2. The pointing coordinate transformation method of claim 1, wherein, Step 1 specifically comprises: Step 101, establishing a satellite reference coordinate system by measuring the physical reference plane of the satellite ; Step 102, establishing an antenna installation reference coordinate system by measuring the physical reference plane of the antenna ; Step 103, calculating the installation parameter matrix The expression is: In the formula, Representative axis With axis The included angle, Representative axis With axis The included angle, Representative axis With axis The included angle, Representative axis With axis The included angle, Representative axis With axis The included angle, Representative axis With axis The included angle, Representative axis With axis The included angle, Representative axis With axis The included angle, Representative axis With axis The included angle.
3. The pointing coordinate transformation method of claim 2, wherein, Step 101 specifically includes: measuring the satellite's... datum plane and Reference planes, with any measurement point on these two reference planes as the origin. And establish based on its normal direction shaft and The axis is then determined using the right-hand rule. axis.

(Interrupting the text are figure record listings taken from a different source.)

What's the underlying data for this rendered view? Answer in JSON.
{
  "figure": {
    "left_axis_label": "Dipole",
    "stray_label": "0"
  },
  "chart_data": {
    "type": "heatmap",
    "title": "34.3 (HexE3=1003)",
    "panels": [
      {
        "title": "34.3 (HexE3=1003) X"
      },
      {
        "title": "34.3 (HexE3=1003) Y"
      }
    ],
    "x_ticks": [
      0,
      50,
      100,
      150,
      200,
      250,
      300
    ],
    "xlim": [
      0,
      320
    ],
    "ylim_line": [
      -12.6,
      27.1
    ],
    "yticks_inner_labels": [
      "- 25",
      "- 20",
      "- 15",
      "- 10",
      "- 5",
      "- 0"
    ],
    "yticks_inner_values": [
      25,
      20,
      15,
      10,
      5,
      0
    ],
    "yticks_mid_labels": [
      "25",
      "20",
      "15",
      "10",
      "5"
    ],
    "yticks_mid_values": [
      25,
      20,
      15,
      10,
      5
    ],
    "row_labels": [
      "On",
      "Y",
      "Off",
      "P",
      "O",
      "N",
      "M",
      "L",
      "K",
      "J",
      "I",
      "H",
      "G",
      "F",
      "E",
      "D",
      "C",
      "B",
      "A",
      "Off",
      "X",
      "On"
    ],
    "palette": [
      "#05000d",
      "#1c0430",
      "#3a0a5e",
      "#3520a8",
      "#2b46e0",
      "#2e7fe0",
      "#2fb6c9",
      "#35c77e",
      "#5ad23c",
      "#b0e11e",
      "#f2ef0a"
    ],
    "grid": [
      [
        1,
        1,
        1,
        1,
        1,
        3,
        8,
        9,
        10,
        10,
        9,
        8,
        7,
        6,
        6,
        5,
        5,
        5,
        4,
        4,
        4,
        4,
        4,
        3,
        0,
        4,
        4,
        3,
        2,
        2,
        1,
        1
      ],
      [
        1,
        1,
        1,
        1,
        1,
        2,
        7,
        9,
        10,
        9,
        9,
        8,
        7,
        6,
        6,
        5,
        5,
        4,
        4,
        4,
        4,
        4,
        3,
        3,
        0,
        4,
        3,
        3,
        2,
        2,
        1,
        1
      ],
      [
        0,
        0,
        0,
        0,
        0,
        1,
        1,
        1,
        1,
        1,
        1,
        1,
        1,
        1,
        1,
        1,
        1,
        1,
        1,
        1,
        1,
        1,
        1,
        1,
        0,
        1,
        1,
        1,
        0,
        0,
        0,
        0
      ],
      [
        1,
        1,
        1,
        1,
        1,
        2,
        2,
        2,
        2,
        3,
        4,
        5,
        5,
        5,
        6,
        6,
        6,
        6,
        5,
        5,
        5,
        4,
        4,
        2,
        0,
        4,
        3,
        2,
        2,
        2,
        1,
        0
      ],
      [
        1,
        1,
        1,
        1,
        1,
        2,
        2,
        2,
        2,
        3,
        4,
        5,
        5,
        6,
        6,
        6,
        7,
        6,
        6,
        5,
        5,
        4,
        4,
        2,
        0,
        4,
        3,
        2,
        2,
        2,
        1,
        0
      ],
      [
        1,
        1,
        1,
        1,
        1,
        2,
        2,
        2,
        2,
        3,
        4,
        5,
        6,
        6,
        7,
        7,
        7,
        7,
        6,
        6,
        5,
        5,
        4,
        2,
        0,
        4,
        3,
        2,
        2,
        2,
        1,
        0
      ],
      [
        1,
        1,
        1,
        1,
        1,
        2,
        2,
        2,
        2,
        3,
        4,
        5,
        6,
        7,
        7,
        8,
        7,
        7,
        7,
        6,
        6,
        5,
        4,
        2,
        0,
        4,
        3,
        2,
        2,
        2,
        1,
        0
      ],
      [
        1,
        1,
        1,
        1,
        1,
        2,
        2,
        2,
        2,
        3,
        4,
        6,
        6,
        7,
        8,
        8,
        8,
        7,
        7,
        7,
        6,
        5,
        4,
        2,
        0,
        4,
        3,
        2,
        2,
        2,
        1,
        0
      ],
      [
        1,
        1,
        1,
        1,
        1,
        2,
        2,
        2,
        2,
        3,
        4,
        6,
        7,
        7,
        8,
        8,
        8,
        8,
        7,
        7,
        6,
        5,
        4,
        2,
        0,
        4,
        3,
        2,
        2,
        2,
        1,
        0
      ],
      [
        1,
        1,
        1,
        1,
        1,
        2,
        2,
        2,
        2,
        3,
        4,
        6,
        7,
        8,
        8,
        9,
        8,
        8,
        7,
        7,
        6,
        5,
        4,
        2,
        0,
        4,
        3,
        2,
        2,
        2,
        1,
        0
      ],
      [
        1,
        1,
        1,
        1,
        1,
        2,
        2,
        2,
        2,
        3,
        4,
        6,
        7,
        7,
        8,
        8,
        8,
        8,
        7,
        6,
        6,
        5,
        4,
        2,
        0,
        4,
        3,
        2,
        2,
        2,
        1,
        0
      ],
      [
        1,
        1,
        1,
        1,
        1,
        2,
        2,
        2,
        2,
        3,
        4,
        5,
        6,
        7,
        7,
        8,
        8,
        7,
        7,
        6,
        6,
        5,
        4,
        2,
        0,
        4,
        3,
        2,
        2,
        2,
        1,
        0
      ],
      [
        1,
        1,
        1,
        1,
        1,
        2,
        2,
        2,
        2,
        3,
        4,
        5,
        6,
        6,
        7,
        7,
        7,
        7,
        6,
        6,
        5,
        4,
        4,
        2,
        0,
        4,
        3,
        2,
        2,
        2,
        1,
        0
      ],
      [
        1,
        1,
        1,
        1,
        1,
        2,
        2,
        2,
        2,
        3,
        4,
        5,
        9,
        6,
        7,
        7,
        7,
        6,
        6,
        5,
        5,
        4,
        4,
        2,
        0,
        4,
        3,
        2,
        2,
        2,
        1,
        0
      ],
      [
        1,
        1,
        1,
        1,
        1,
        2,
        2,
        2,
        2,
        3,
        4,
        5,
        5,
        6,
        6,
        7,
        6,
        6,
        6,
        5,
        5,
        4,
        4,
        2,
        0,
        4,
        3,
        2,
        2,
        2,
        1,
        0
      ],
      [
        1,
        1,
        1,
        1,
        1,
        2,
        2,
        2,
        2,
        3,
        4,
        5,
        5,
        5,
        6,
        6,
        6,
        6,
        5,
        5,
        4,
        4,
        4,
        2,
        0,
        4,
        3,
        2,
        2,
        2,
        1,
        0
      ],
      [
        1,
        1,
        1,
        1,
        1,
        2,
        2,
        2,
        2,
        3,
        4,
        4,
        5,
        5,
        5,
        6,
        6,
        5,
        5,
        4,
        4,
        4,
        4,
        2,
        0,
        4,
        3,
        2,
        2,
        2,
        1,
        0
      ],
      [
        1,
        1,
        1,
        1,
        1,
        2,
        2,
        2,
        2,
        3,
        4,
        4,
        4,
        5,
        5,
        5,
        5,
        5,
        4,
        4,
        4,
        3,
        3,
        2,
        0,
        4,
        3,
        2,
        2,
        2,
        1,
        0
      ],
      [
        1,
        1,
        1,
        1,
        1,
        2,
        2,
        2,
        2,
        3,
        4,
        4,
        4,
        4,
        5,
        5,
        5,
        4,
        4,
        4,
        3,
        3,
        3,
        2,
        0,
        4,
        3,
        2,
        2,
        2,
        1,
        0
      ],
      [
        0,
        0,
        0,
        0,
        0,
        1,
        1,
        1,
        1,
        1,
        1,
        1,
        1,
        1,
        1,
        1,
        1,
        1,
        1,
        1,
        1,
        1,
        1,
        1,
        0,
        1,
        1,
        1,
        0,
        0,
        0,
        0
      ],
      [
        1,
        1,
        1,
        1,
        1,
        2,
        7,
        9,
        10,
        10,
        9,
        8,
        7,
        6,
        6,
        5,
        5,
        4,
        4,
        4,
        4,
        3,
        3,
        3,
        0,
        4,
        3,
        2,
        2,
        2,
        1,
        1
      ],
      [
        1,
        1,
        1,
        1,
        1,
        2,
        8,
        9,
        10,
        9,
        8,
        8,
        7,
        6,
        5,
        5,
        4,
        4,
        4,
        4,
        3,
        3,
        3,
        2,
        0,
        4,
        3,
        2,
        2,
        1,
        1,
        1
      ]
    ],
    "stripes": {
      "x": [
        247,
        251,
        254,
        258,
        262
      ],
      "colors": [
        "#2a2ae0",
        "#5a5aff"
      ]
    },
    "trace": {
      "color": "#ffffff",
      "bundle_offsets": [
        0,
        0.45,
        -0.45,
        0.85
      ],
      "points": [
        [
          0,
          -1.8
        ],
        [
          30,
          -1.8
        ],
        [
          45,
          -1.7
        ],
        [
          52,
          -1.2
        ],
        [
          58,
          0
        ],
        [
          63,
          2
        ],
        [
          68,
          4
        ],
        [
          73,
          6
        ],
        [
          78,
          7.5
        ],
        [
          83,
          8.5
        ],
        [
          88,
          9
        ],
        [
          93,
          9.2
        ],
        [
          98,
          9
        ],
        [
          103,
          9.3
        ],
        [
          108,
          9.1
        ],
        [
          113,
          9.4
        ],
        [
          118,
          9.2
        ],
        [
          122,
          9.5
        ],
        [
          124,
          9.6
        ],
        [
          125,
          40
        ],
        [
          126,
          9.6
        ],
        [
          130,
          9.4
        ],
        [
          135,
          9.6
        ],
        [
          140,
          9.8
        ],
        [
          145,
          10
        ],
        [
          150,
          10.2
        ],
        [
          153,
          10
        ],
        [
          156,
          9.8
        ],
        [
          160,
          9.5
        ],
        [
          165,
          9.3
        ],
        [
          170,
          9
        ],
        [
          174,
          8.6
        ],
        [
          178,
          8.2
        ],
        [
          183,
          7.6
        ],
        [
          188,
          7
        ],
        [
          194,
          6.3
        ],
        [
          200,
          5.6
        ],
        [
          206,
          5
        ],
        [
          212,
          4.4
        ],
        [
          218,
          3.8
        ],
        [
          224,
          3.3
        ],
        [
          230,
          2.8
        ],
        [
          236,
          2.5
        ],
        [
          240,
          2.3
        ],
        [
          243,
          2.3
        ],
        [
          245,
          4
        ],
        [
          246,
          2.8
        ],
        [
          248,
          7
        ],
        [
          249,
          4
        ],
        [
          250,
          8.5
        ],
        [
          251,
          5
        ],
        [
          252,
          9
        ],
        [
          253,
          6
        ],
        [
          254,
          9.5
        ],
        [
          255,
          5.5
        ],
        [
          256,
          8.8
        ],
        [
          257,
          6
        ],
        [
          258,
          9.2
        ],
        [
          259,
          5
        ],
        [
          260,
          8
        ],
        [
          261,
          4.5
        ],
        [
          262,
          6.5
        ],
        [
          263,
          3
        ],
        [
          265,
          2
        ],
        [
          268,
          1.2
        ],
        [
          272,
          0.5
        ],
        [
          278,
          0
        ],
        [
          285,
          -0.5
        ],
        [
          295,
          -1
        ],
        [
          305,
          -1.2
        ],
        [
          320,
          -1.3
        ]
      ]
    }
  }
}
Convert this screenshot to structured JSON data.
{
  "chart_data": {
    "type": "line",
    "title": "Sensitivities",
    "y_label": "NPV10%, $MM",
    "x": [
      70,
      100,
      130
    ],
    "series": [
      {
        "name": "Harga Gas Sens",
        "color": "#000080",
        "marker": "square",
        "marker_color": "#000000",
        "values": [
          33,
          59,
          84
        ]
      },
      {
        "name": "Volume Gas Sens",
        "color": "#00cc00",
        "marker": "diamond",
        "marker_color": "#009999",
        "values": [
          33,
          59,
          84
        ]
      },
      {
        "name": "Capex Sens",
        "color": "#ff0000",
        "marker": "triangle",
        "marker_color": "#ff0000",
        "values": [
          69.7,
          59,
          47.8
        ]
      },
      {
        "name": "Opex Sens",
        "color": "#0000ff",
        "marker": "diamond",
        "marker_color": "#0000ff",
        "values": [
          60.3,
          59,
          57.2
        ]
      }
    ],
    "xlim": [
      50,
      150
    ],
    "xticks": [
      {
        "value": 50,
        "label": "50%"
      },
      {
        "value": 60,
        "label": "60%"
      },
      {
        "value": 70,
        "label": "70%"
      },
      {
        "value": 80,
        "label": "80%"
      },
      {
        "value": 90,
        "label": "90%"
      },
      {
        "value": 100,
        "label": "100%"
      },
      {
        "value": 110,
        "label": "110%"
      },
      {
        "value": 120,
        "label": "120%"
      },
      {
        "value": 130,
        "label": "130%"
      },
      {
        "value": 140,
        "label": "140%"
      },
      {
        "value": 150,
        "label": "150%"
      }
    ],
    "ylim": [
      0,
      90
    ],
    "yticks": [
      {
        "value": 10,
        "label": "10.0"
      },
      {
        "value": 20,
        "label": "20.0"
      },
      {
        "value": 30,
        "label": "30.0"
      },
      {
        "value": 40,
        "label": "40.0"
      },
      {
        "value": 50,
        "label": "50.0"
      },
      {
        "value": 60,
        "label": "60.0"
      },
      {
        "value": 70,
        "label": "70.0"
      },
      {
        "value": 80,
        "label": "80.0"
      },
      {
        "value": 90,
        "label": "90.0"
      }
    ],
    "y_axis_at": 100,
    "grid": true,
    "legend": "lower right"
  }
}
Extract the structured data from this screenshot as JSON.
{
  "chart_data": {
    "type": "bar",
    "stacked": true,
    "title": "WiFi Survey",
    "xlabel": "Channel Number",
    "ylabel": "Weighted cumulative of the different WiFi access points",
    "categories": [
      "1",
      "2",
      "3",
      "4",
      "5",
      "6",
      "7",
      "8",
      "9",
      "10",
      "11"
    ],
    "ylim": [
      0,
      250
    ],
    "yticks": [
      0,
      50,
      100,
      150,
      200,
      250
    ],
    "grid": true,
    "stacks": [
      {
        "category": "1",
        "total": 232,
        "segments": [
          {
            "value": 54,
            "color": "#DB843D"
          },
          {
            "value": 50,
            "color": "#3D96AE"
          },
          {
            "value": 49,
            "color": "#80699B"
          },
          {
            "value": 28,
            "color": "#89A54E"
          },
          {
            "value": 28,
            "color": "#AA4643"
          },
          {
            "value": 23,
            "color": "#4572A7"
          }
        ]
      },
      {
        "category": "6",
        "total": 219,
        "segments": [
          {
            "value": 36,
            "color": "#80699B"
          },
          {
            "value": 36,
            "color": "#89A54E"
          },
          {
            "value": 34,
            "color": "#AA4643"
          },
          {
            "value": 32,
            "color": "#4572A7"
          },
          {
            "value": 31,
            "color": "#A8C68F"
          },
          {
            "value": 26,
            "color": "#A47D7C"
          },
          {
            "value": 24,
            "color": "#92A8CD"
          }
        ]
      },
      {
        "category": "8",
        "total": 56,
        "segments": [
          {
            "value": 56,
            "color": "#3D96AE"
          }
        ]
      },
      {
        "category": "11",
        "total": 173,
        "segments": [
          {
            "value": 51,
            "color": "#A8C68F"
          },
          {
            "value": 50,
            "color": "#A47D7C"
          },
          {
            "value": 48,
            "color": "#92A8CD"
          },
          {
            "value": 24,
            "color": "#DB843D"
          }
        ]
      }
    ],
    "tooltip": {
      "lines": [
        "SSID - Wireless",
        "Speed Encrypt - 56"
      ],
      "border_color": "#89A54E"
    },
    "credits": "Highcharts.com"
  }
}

4. The pointing coordinate transformation method of claim 2, wherein, Step 102 specifically includes: measuring the existing antenna mounting flange or frame. Mounting reference plane and Install reference planes, and use any measuring point on these two reference planes as the origin. And establish based on its normal direction shaft and The axis is then determined using the right-hand rule. axis.
5. The pointing coordinate transformation method of claim 1 or 2, wherein, Measuring the offset angle of the antenna Specifically, this includes: measuring the spatial direction of the antenna principal axis when the antenna's electrical axis is in the zero-position attitude, and calculating the relationship between the antenna principal axis and the antenna mounting reference coordinate system. The angle between the axes is referred to as the offset angle.
6. The pointing coordinate transformation method according to claim 1 or 2, characterized in that, In step 3, the expected pointing coordinates are calculated according to satellite orbit parameters and the ground position of the communication target.